Con manos temblorosas, levantaron la tapa de la caja. Dentro, encontraron una colección de juguetes antiguos: muñecas de porcelana, ositos de peluche, trenes de hojalata y más. Pero algo no estaba bien. Los ojos de los juguetes parecían seguirlos.
—¿Por qué nos miran así? —preguntó Marta, dando un paso atrás.
Antes de que pudieran responder, las muñecas empezaron a moverse. Una de ellas, con un vestido azul y rizos dorados, se levantó y dijo con una voz chillona: —¡Bienvenidos a nuestra casa!
Los tres amigos se quedaron paralizados. Los juguetes comenzaron a rodearlos, sus sonrisas eran siniestras y sus ojos brillaban con una luz extraña.
—¿Qué quieren de nosotros? —preguntó Ana, tratando de mantener la calma.
—Queremos jugar —respondió un osito de peluche con una voz grave—. Hace mucho tiempo que no jugamos con nadie.
Luis, tratando de ganar tiempo, dijo: —¿Qué tipo de juego quieren jugar?
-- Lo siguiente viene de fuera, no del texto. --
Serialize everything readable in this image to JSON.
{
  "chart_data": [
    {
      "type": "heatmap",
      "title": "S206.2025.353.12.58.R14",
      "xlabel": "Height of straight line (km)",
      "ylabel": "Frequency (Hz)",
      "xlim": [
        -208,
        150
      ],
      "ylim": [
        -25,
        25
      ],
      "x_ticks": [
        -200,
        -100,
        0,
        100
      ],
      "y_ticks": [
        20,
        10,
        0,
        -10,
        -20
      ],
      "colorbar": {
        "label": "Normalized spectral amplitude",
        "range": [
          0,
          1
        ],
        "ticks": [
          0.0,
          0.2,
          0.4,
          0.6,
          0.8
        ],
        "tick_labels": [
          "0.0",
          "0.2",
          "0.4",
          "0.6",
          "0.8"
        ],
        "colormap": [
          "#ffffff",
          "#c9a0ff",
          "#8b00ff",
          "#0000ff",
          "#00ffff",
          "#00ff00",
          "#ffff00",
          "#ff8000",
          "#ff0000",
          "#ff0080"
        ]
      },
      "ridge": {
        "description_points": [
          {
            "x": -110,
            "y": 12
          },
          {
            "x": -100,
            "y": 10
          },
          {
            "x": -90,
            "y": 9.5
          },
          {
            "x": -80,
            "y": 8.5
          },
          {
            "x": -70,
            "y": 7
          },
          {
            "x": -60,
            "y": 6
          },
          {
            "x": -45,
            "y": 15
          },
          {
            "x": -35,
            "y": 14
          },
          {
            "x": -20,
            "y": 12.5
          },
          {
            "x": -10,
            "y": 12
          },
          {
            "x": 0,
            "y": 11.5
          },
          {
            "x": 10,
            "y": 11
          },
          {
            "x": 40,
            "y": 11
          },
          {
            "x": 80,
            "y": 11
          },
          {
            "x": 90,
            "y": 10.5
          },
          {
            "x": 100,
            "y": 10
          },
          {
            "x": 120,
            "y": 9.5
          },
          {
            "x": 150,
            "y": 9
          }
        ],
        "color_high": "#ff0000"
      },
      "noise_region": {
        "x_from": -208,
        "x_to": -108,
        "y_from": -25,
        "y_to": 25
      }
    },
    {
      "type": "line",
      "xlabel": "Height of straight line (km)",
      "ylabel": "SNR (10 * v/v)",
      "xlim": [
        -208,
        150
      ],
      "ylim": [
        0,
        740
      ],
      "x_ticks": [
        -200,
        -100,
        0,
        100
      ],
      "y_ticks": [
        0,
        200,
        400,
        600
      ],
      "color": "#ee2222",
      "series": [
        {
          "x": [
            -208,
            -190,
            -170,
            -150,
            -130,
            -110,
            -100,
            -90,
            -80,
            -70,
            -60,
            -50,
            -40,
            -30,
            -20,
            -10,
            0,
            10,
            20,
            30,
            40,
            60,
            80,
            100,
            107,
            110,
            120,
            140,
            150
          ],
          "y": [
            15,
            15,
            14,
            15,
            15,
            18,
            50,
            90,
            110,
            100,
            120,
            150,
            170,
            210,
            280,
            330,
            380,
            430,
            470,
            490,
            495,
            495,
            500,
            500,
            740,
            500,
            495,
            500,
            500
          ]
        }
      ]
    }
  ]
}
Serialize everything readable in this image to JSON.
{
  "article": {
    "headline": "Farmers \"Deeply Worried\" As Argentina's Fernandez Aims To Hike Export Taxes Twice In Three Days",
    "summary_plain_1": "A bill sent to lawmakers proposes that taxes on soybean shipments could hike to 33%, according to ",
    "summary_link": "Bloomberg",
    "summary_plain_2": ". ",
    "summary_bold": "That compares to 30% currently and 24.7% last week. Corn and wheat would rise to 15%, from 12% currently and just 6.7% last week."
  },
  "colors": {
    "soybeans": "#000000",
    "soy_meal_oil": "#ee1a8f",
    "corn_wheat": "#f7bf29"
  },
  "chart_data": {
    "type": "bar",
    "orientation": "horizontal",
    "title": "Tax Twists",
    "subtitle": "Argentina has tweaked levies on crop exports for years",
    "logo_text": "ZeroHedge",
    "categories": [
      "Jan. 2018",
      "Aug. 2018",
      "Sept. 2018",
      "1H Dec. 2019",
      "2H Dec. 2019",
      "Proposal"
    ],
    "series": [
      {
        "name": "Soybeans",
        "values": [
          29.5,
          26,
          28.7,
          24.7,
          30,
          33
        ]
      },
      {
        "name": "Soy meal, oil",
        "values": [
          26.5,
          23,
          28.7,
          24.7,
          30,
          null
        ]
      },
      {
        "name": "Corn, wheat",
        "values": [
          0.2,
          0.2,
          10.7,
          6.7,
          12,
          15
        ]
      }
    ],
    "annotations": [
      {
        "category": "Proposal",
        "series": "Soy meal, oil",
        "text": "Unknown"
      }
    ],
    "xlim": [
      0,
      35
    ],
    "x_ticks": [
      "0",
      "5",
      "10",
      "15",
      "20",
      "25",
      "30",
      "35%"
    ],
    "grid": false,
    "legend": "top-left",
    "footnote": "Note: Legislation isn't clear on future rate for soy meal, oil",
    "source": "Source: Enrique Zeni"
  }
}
Las muñecas se miraron entre sí y una de ellas, con un vestido rojo, respondió: —Un juego de escondite. Si ganan, pueden irse. Si pierden… se quedarán con nosotros para siempre.
Los amigos no tenían otra opción. Aceptaron el desafío y las reglas fueron simples: tendrían cinco minutos para esconderse en la casa y los juguetes los buscarían. Si los encontraban, perderían.
—Buena suerte —dijo la muñeca de vestido azul, mientras los amigos corrían a esconderse.
Marta se escondió en un armario en el primer piso, Luis se metió debajo de una cama en una habitación oscura, y Ana encontró refugio detrás de unas cortinas en el salón. El tiempo pasó rápidamente y, antes de que se dieran cuenta, los juguetes empezaron a buscarlos.
Marta escuchó pasos acercándose y contuvo la respiración. La puerta del armario se abrió lentamente y una muñeca asomó la cabeza. —¡Te encontré! —gritó, arrastrando a Marta fuera del armario.
Luis, bajo la cama, vio cómo un tren de hojalata se acercaba y comenzaba a silbar. —¡Aquí estás! —dijo el tren, mientras unos pequeños soldados de juguete lo sacaban de su escondite.
Ana, detrás de las cortinas, escuchó el tic-tac de un reloj. Una muñeca con un reloj en la mano se acercó y dijo: —El tiempo se acabó, pequeña.
Los tres amigos fueron llevados de vuelta al desván, donde los juguetes los rodearon nuevamente.
—Perdieron el juego —dijo el osito de peluche—. Ahora deben quedarse con nosotros para siempre.
Pero Ana, siempre la más sensata, recordó algo. —Esperen, ustedes dijeron que si ganábamos nos iríamos, pero nunca dijeron qué pasaría si perdíamos. No pueden obligarnos a quedarnos.
Los juguetes se miraron entre sí, confusos. La muñeca de vestido azul finalmente habló: —Tienes razón. No podemos obligarlos. Pero, por favor, no nos olviden. Vuelvan a visitarnos.
Los amigos, aliviados, prometieron regresar algún día. Salieron de la casa tan rápido como pudieron y, al llegar a la plaza del pueblo, se abrazaron con fuerza.
—Nunca olvidaré esta noche —dijo Marta, con lágrimas en los ojos.
—Ni yo —añadió Luis—. Pero cumpliremos nuestra promesa.
Ana, mirando hacia la casa, dijo: —Sí, volveremos. Pero no esta noche.
Y así, los tres amigos aprendieron una valiosa lección sobre el valor de la amistad y la importancia de no olvidar a aquellos que alguna vez fueron importantes, incluso si son solo juguetes.